Lula segue na liderança e registrou 47% de intenções de voto no primeiro turno contra 28% do atual chefe do Planalto. Se considerados somente os votos válidos, Lula venceria no primeiro turno com 53% dos votos válidos. A maior vantagem registrada pelo petista, segundo o Datafolha, aparece entre eleitores do Nordeste. Lá, o petista tem 58% das intenções de voto, contra 19% de Bolsonaro. A vantagem cai no Sudeste, região mais populosa, que concentra 42% dos brasileiros e foi importante para a vitória de Bolsonaro em 2018. Ainda assim, Lula fica significativamente à frente, com 43% a 29%.

O petista leva a melhor sobre o atual presidente também entre os eleitores menos escolarizados — ou seja, que completaram até o Ensino Fundamental — por 56% a 22%; entre os mais jovens, de 16 a 24 anos, por 54% a 24%; e entre os mais pobres (aqueles que recebem até dois salários mínimos), por 56% a 22%, apesar das investidas de Bolsonaro para conquistar esse eleitorado, especialmente com o Auxílio Brasil.
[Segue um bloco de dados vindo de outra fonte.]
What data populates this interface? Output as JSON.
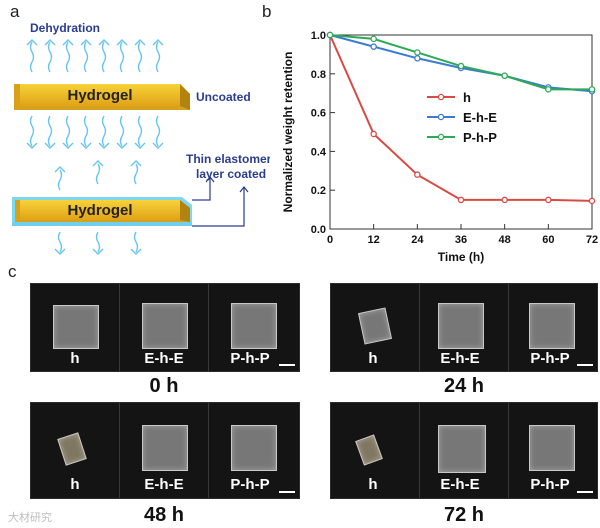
{
  "panel_labels": {
    "a": "a",
    "b": "b",
    "c": "c"
  },
  "schematic": {
    "dehydration": "Dehydration",
    "hydrogel": "Hydrogel",
    "uncoated": "Uncoated",
    "coated_line1": "Thin elastomer",
    "coated_line2": "layer coated"
  },
  "chart_data": {
    "type": "line",
    "xlabel": "Time (h)",
    "ylabel": "Normalized weight retention",
    "xlim": [
      0,
      72
    ],
    "ylim": [
      0,
      1.0
    ],
    "x": [
      0,
      12,
      24,
      36,
      48,
      60,
      72
    ],
    "xticks": [
      "0",
      "12",
      "24",
      "36",
      "48",
      "60",
      "72"
    ],
    "yticks": [
      "0.0",
      "0.2",
      "0.4",
      "0.6",
      "0.8",
      "1.0"
    ],
    "series": [
      {
        "name": "h",
        "color": "#d84b45",
        "values": [
          1.0,
          0.49,
          0.28,
          0.15,
          0.15,
          0.15,
          0.145
        ]
      },
      {
        "name": "E-h-E",
        "color": "#3a7bd5",
        "values": [
          1.0,
          0.94,
          0.88,
          0.83,
          0.79,
          0.73,
          0.71
        ]
      },
      {
        "name": "P-h-P",
        "color": "#2eaa57",
        "values": [
          1.0,
          0.98,
          0.91,
          0.84,
          0.79,
          0.72,
          0.72
        ]
      }
    ],
    "legend_position": "center-right",
    "grid": false
  },
  "photos": [
    {
      "time": "0 h",
      "labels": [
        "h",
        "E-h-E",
        "P-h-P"
      ]
    },
    {
      "time": "24 h",
      "labels": [
        "h",
        "E-h-E",
        "P-h-P"
      ]
    },
    {
      "time": "48 h",
      "labels": [
        "h",
        "E-h-E",
        "P-h-P"
      ]
    },
    {
      "time": "72 h",
      "labels": [
        "h",
        "E-h-E",
        "P-h-P"
      ]
    }
  ],
  "watermark": "大材研究"
}
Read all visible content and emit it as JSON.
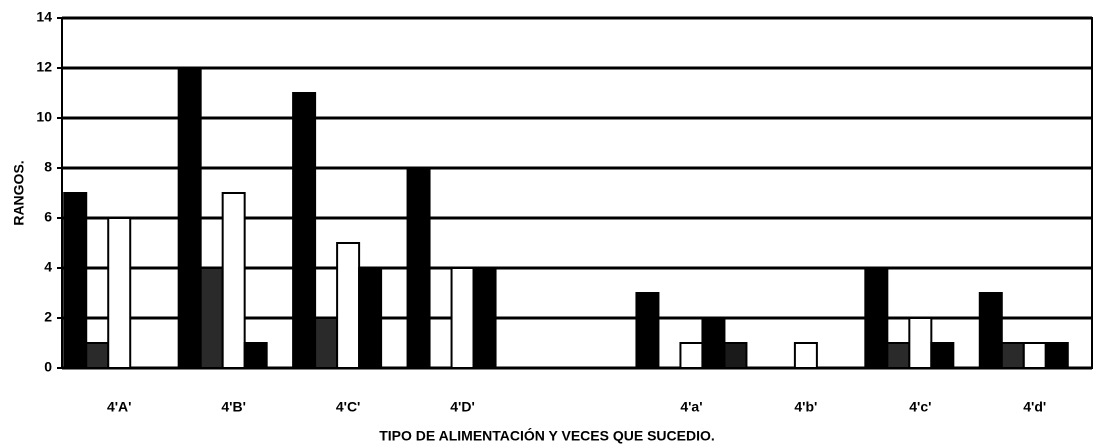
{
  "chart_data": {
    "type": "bar",
    "title": "TIPO DE ALIMENTACIÓN Y VECES QUE SUCEDIO.",
    "y_label": "RANGOS.",
    "categories": [
      "4'A'",
      "4'B'",
      "4'C'",
      "4'D'",
      null,
      "4'a'",
      "4'b'",
      "4'c'",
      "4'd'"
    ],
    "series": [
      {
        "color": "#000000",
        "values": [
          7,
          12,
          11,
          8,
          null,
          3,
          0,
          4,
          3
        ]
      },
      {
        "color": "#2a2a2a",
        "values": [
          1,
          4,
          2,
          0,
          null,
          0,
          0,
          1,
          1
        ]
      },
      {
        "color": "#ffffff",
        "values": [
          6,
          7,
          5,
          4,
          null,
          1,
          1,
          2,
          1
        ]
      },
      {
        "color": "#000000",
        "values": [
          0,
          1,
          4,
          4,
          null,
          2,
          0,
          1,
          1
        ]
      },
      {
        "color": "#1a1a1a",
        "values": [
          0,
          0,
          0,
          0,
          null,
          1,
          0,
          0,
          0
        ]
      }
    ],
    "ylim": [
      0,
      14
    ],
    "yticks": [
      0,
      2,
      4,
      6,
      8,
      10,
      12,
      14
    ],
    "grid": true
  }
}
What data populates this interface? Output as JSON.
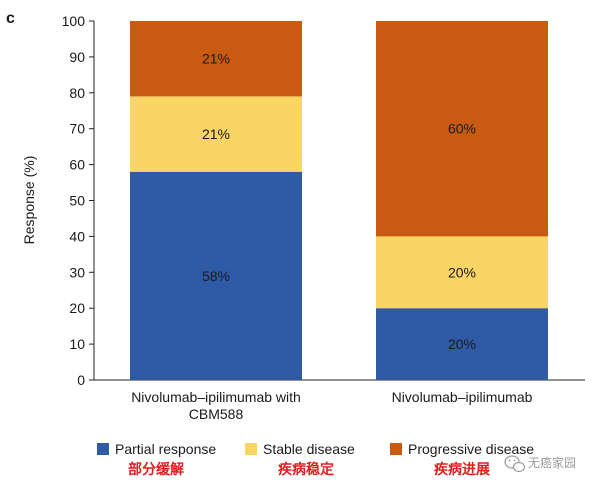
{
  "chart_data": {
    "type": "bar",
    "stacked": true,
    "panel_letter": "c",
    "title": "",
    "xlabel": "",
    "ylabel": "Response (%)",
    "ylim": [
      0,
      100
    ],
    "yticks": [
      0,
      10,
      20,
      30,
      40,
      50,
      60,
      70,
      80,
      90,
      100
    ],
    "grid": false,
    "legend_position": "bottom",
    "categories": [
      [
        "Nivolumab–ipilimumab with",
        "CBM588"
      ],
      [
        "Nivolumab–ipilimumab"
      ]
    ],
    "series": [
      {
        "name": "Partial response",
        "annotation": "部分缓解",
        "color": "#2e5aa6",
        "values": [
          58,
          20
        ],
        "labels": [
          "58%",
          "20%"
        ]
      },
      {
        "name": "Stable disease",
        "annotation": "疾病稳定",
        "color": "#fad464",
        "values": [
          21,
          20
        ],
        "labels": [
          "21%",
          "20%"
        ]
      },
      {
        "name": "Progressive disease",
        "annotation": "疾病进展",
        "color": "#c85a12",
        "values": [
          21,
          60
        ],
        "labels": [
          "21%",
          "60%"
        ]
      }
    ]
  },
  "watermark": {
    "icon": "wechat-icon",
    "text": "无癌家园"
  }
}
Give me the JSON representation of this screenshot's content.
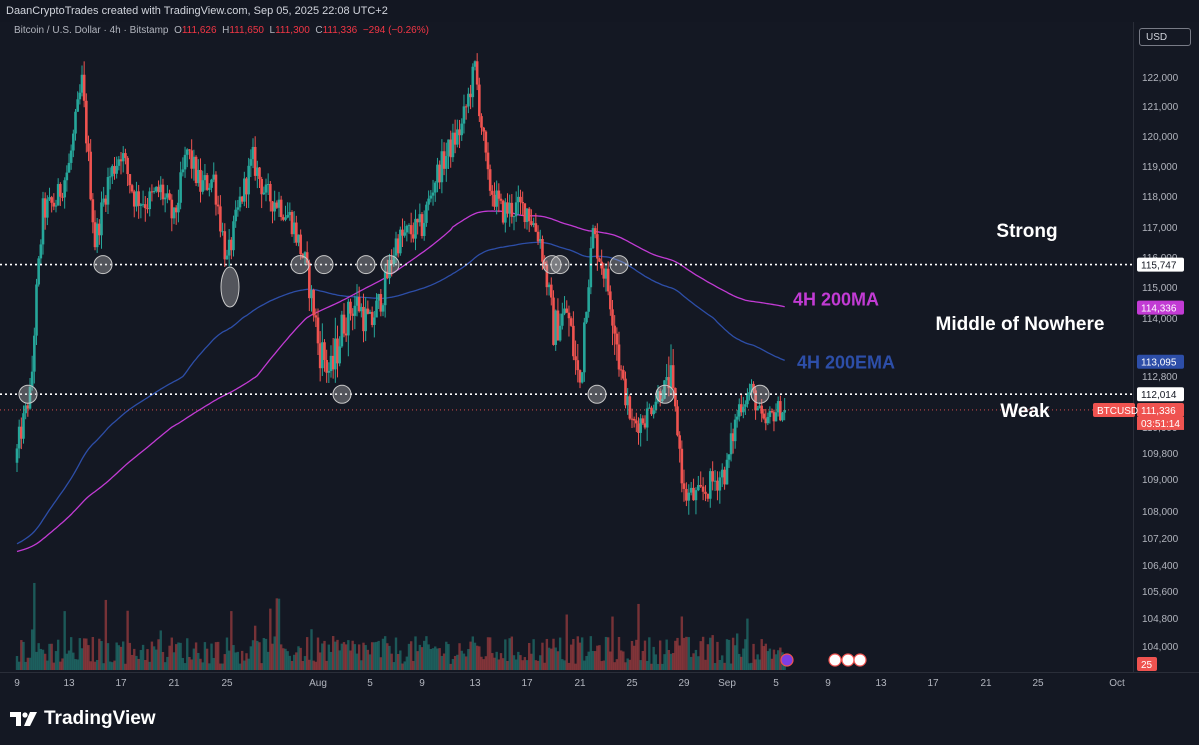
{
  "header": {
    "credit": "DaanCryptoTrades created with TradingView.com, Sep 05, 2025 22:08 UTC+2"
  },
  "legend": {
    "symbol": "Bitcoin / U.S. Dollar · 4h · Bitstamp",
    "open_label": "O",
    "open": "111,626",
    "high_label": "H",
    "high": "111,650",
    "low_label": "L",
    "low": "111,300",
    "close_label": "C",
    "close": "111,336",
    "change": "−294 (−0.26%)"
  },
  "currency": "USD",
  "footer": {
    "brand": "TradingView"
  },
  "colors": {
    "background": "#141823",
    "up": "#26a69a",
    "down": "#ef5350",
    "ma": "#c23bd4",
    "ema": "#2d4ea8",
    "annotation": "#ffffff"
  },
  "chart_data": {
    "type": "candlestick",
    "symbol": "BTCUSD",
    "timeframe": "4h",
    "ylim": [
      103500,
      123500
    ],
    "y_ticks": [
      "122,000",
      "121,000",
      "120,000",
      "119,000",
      "118,000",
      "117,000",
      "116,000",
      "115,000",
      "114,000",
      "112,800",
      "110,600",
      "109,800",
      "109,000",
      "108,000",
      "107,200",
      "106,400",
      "105,600",
      "104,800",
      "104,000"
    ],
    "y_tick_values": [
      122000,
      121000,
      120000,
      119000,
      118000,
      117000,
      116000,
      115000,
      114000,
      112800,
      110600,
      109800,
      109000,
      108000,
      107200,
      106400,
      105600,
      104800,
      104000
    ],
    "x_ticks": [
      "9",
      "13",
      "17",
      "21",
      "25",
      "Aug",
      "5",
      "9",
      "13",
      "17",
      "21",
      "25",
      "29",
      "Sep",
      "5",
      "9",
      "13",
      "17",
      "21",
      "25",
      "Oct"
    ],
    "x_tick_dates": [
      "2025-07-09",
      "2025-07-13",
      "2025-07-17",
      "2025-07-21",
      "2025-07-25",
      "2025-08-01",
      "2025-08-05",
      "2025-08-09",
      "2025-08-13",
      "2025-08-17",
      "2025-08-21",
      "2025-08-25",
      "2025-08-29",
      "2025-09-01",
      "2025-09-05",
      "2025-09-09",
      "2025-09-13",
      "2025-09-17",
      "2025-09-21",
      "2025-09-25",
      "2025-10-01"
    ],
    "closes": [
      {
        "date": "2025-07-09",
        "close": 109800
      },
      {
        "date": "2025-07-10",
        "close": 112000
      },
      {
        "date": "2025-07-11",
        "close": 117500
      },
      {
        "date": "2025-07-12",
        "close": 117800
      },
      {
        "date": "2025-07-13",
        "close": 119000
      },
      {
        "date": "2025-07-14",
        "close": 121800
      },
      {
        "date": "2025-07-15",
        "close": 116500
      },
      {
        "date": "2025-07-16",
        "close": 118500
      },
      {
        "date": "2025-07-17",
        "close": 119500
      },
      {
        "date": "2025-07-18",
        "close": 118000
      },
      {
        "date": "2025-07-19",
        "close": 117800
      },
      {
        "date": "2025-07-20",
        "close": 118200
      },
      {
        "date": "2025-07-21",
        "close": 117200
      },
      {
        "date": "2025-07-22",
        "close": 119500
      },
      {
        "date": "2025-07-23",
        "close": 118300
      },
      {
        "date": "2025-07-24",
        "close": 118600
      },
      {
        "date": "2025-07-25",
        "close": 115800
      },
      {
        "date": "2025-07-26",
        "close": 117800
      },
      {
        "date": "2025-07-27",
        "close": 119200
      },
      {
        "date": "2025-07-28",
        "close": 118000
      },
      {
        "date": "2025-07-29",
        "close": 117800
      },
      {
        "date": "2025-07-30",
        "close": 117200
      },
      {
        "date": "2025-07-31",
        "close": 115800
      },
      {
        "date": "2025-08-01",
        "close": 113500
      },
      {
        "date": "2025-08-02",
        "close": 112800
      },
      {
        "date": "2025-08-03",
        "close": 114000
      },
      {
        "date": "2025-08-04",
        "close": 114500
      },
      {
        "date": "2025-08-05",
        "close": 113800
      },
      {
        "date": "2025-08-06",
        "close": 114800
      },
      {
        "date": "2025-08-07",
        "close": 116500
      },
      {
        "date": "2025-08-08",
        "close": 116800
      },
      {
        "date": "2025-08-09",
        "close": 117000
      },
      {
        "date": "2025-08-10",
        "close": 118600
      },
      {
        "date": "2025-08-11",
        "close": 119500
      },
      {
        "date": "2025-08-12",
        "close": 120300
      },
      {
        "date": "2025-08-13",
        "close": 122300
      },
      {
        "date": "2025-08-14",
        "close": 118500
      },
      {
        "date": "2025-08-15",
        "close": 117500
      },
      {
        "date": "2025-08-16",
        "close": 117600
      },
      {
        "date": "2025-08-17",
        "close": 117600
      },
      {
        "date": "2025-08-18",
        "close": 116600
      },
      {
        "date": "2025-08-19",
        "close": 113800
      },
      {
        "date": "2025-08-20",
        "close": 114200
      },
      {
        "date": "2025-08-21",
        "close": 112500
      },
      {
        "date": "2025-08-22",
        "close": 116800
      },
      {
        "date": "2025-08-23",
        "close": 115300
      },
      {
        "date": "2025-08-24",
        "close": 113200
      },
      {
        "date": "2025-08-25",
        "close": 110700
      },
      {
        "date": "2025-08-26",
        "close": 111000
      },
      {
        "date": "2025-08-27",
        "close": 112000
      },
      {
        "date": "2025-08-28",
        "close": 112600
      },
      {
        "date": "2025-08-29",
        "close": 108500
      },
      {
        "date": "2025-08-30",
        "close": 108400
      },
      {
        "date": "2025-08-31",
        "close": 108900
      },
      {
        "date": "2025-09-01",
        "close": 109300
      },
      {
        "date": "2025-09-02",
        "close": 111500
      },
      {
        "date": "2025-09-03",
        "close": 112200
      },
      {
        "date": "2025-09-04",
        "close": 110600
      },
      {
        "date": "2025-09-05",
        "close": 111336
      }
    ],
    "series": [
      {
        "name": "4H 200MA",
        "color": "#c23bd4",
        "label": "114,336"
      },
      {
        "name": "4H 200EMA",
        "color": "#2d4ea8",
        "label": "113,095"
      }
    ],
    "levels": [
      {
        "value": 115747,
        "label": "115,747"
      },
      {
        "value": 112014,
        "label": "112,014"
      }
    ],
    "current": {
      "value": 111336,
      "symbol_label": "BTCUSD",
      "price_label": "111,336",
      "countdown": "03:51:14"
    },
    "annotations": [
      "Strong",
      "Middle of Nowhere",
      "Weak"
    ],
    "volume_axis_label": "25"
  }
}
A diferença entre os dois reduz de forma considerável entre os eleitores homens, quando Bolsonaro chega a marcar 36%, mas segue atrás de Lula, que registra 44%.

O atual presidente aumentou a liderança entre os eleitores evangélicos, estrato que também foi crucial para a vitória de Bolsonaro há quatro anos e que agora tem sido cortejado também por Lula, na tentativa de enfraquecer o adversário. O chefe do Planalto marcou 40% contra 35% do petista, ou seja, deixou o empate técnico apontado na pesquisa de maio em que a diferença era de três pontos percentuais (39% a 36%).

O levantamento mostrou também Bolsonaro como o candidato com maior rejeição: 55%, seguido por Lula, com 35%. Ciro (24%) ficou na terceira colocação, seguido pelo General Santos Cruz (Podemos), com 18%, antes de um bloco de candidatos com 16% ou menos.

Para os candidatos que tentam se viabilizar como alternativa à polarização, o resultado da pesquisa não foi motivo de animação. Terceiro colocado entre os presidenciáveis, o ex-governador Ciro Gomes (PDT) tem se consolidado na terceira colocação, mas com dificuldades para romper a barreira de Lula e Bolsonaro. O pedetista registrou 8% no levantamento mais recente, uma oscilação de um ponto percentual em relação à pesquisa anterior, quando tinha 7%.

O MDB, por sua vez, não viu sua pré-candidata, a senadora Simone Tebet, avançar mesmo depois de concretizar aliança com o PSDB para a disputa presidencial. A congressista registrou somente 1%, atrás do deputado federal André Janones (Avante), que marcou 2%.

A pesquisa também simulou três eventuais cenários de segundo turno. No primeiro, Lula vence Jair Bolsonaro por 57% a 34%; já em um eventual embate contra Ciro Gomes, a vantagem do petista cai, mas segue folgada. O ex-presidente marca 53%, enquanto o pedetista registra 31%. Já em confronto entre Bolsonaro e Ciro, o ex-governador do PDT venceria por 51% a 37%.